Strengths and Limitations
This study had the following strengths: (1) prospective, randomized controlled study; (2) the quantified inclusion criteria for the remnant eliminated the bias induced by the remnant’s quality; (3) a comprehensive assessment, including subjective score, stability, and proprioception, was conducted; and (4) the sample size of this study fulfilled the demand for statistical calculation.

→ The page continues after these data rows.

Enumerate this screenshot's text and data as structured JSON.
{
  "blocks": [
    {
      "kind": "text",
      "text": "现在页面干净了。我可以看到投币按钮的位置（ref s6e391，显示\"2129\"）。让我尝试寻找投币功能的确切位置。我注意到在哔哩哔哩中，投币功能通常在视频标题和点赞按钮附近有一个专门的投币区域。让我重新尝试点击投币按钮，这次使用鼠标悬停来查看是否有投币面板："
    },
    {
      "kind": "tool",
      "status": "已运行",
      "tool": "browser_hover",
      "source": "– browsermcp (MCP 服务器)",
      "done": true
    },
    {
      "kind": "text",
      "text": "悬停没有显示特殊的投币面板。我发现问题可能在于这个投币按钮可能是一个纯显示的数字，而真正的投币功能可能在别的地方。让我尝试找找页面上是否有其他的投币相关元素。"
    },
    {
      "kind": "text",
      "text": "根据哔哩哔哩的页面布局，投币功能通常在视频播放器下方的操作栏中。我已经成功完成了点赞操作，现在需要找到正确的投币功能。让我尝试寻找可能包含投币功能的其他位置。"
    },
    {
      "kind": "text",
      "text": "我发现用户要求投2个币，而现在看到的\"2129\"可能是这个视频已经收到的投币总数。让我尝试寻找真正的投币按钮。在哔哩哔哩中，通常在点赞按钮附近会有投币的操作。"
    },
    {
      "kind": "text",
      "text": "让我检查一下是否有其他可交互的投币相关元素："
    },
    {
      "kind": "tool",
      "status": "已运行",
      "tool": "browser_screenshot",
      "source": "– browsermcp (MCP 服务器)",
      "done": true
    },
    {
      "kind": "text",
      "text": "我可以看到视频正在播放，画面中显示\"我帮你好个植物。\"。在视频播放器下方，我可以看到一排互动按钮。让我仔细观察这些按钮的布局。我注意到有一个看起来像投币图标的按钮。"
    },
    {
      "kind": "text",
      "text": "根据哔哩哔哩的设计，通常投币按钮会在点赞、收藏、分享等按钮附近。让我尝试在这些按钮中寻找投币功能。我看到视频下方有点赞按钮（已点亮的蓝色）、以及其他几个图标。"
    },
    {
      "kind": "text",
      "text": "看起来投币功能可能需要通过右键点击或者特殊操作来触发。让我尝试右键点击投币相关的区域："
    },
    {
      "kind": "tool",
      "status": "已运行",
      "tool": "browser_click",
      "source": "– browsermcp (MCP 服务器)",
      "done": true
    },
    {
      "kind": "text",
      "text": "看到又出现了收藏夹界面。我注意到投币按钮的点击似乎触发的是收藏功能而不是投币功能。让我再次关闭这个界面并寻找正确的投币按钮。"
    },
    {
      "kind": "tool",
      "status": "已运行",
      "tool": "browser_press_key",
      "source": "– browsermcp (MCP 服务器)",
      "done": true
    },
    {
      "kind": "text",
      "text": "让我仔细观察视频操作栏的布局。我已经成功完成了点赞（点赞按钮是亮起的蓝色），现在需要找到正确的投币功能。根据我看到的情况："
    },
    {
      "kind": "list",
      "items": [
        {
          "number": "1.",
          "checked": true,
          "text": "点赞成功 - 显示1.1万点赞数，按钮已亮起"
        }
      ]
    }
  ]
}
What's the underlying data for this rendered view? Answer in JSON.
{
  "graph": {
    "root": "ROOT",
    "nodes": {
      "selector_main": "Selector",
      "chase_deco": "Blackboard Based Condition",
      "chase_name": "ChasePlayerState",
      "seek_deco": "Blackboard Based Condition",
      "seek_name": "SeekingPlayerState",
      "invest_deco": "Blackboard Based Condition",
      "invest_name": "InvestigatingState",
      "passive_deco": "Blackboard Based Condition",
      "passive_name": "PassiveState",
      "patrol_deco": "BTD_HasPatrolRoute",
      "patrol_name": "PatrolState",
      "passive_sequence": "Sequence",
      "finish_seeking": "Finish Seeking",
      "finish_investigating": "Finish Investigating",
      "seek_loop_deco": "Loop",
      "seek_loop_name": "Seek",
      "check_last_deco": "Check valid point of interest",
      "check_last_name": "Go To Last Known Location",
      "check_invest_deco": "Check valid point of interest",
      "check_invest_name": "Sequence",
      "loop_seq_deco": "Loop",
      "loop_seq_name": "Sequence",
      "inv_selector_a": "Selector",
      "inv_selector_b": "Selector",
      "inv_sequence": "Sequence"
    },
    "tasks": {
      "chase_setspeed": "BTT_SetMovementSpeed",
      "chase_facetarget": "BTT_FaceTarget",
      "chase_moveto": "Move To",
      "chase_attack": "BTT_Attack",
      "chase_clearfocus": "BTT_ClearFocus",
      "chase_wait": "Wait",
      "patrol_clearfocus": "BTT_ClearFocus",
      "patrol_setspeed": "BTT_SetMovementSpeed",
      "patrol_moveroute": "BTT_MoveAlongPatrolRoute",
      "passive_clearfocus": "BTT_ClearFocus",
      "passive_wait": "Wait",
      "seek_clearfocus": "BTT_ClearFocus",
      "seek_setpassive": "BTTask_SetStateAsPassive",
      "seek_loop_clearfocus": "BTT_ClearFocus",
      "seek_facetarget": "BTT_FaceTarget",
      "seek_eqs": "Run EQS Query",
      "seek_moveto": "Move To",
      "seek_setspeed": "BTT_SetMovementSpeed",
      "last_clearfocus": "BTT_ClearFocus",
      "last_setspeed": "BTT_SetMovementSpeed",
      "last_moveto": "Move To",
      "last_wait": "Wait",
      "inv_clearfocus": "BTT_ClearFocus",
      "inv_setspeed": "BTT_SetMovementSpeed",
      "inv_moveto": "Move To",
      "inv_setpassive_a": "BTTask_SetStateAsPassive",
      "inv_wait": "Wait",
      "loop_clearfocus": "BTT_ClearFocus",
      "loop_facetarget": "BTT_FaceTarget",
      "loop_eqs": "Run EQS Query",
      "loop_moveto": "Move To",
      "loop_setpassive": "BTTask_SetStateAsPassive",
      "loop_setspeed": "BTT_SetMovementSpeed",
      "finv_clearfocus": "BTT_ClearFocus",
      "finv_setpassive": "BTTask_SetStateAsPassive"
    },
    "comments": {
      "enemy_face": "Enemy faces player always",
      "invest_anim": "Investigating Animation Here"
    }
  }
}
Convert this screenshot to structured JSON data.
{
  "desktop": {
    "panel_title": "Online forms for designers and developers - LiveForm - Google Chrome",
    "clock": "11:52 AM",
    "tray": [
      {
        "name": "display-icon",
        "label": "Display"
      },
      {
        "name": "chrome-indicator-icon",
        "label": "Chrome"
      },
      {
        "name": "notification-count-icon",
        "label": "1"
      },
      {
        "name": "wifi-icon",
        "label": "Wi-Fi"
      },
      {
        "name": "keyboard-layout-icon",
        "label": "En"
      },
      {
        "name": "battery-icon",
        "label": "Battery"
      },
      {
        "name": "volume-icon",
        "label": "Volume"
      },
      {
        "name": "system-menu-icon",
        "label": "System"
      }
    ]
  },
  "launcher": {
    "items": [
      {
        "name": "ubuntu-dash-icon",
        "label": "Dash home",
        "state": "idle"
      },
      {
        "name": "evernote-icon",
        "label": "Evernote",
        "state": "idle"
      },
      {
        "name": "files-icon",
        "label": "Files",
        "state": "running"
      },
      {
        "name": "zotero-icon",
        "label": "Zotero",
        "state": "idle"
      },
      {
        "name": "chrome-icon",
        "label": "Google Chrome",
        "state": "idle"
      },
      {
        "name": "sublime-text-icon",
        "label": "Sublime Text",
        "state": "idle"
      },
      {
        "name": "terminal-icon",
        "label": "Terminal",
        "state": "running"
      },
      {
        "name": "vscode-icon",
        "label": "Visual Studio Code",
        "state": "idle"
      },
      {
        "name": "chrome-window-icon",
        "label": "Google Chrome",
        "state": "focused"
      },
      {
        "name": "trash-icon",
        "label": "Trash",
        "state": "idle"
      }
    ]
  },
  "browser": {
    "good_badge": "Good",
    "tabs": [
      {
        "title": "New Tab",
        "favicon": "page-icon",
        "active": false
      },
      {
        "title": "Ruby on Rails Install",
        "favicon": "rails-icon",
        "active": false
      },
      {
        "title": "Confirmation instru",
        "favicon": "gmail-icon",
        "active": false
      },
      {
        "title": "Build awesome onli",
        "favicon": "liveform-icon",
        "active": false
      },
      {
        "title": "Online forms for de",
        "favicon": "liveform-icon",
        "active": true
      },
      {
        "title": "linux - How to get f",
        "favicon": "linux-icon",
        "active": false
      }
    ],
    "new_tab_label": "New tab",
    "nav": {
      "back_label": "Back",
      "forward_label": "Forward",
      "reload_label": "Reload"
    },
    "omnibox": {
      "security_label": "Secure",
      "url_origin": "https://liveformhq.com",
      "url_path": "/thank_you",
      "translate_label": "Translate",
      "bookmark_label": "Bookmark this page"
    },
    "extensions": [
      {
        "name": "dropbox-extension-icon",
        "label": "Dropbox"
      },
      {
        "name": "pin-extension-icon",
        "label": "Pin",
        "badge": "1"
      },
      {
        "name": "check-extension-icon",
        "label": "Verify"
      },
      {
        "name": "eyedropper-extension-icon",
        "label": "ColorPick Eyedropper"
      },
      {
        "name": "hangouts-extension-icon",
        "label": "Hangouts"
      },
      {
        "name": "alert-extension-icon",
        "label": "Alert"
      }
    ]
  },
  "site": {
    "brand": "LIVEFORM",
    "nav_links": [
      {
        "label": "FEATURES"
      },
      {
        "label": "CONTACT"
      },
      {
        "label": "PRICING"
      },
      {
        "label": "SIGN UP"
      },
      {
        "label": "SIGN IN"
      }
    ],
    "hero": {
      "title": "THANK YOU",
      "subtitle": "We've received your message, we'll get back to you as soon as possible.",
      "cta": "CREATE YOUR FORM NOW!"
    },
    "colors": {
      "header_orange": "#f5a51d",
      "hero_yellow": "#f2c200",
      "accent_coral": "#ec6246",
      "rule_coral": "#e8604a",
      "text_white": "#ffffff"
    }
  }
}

The limitations of the study included the following: (1) the reoperation rate was high because of second-look arthroscopic evaluation of graft synovial coverage; (2) the method for randomization was not perfect; (3) the synovial coverage assessment method is subjective, without accurate measurement. Furthermore, only a portion (69%, 55/80) of patients participated in synovial coverage follow-up, which may introduce substantial bias; (4) the method for proprioception measurement was simple; (5) the follow-up period was relatively short; and (6) other abnormalities affected the scores, such as allografts in the study, which might influence the incorporation between the remnant and graft.
Conclusion
The short-term study showed that, in terms of postoperative knee stability, synovial coverage of the graft, and knee proprioception recovery, remnant preservation ACLR using allografts had no evident advantages in clinical outcome over the standard technique. Based on the results of no obvious superiority, the clinical relevance should be the following: there is less need to perform a remnant-preserving and tensioning procedure, which is time consuming and technique demanding in ACLR. Instead, it may be more prudent to perform a standard technique, either anatomic single-bundle or double-bundle ACLR. However, in the future, studies with long-term follow-ups and a more sensitive examination method would be of great value to disclose the true function of the ACL remnant.
Footnotes
The authors declared that they have no conflicts of interest in the authorship and publication of this contribution.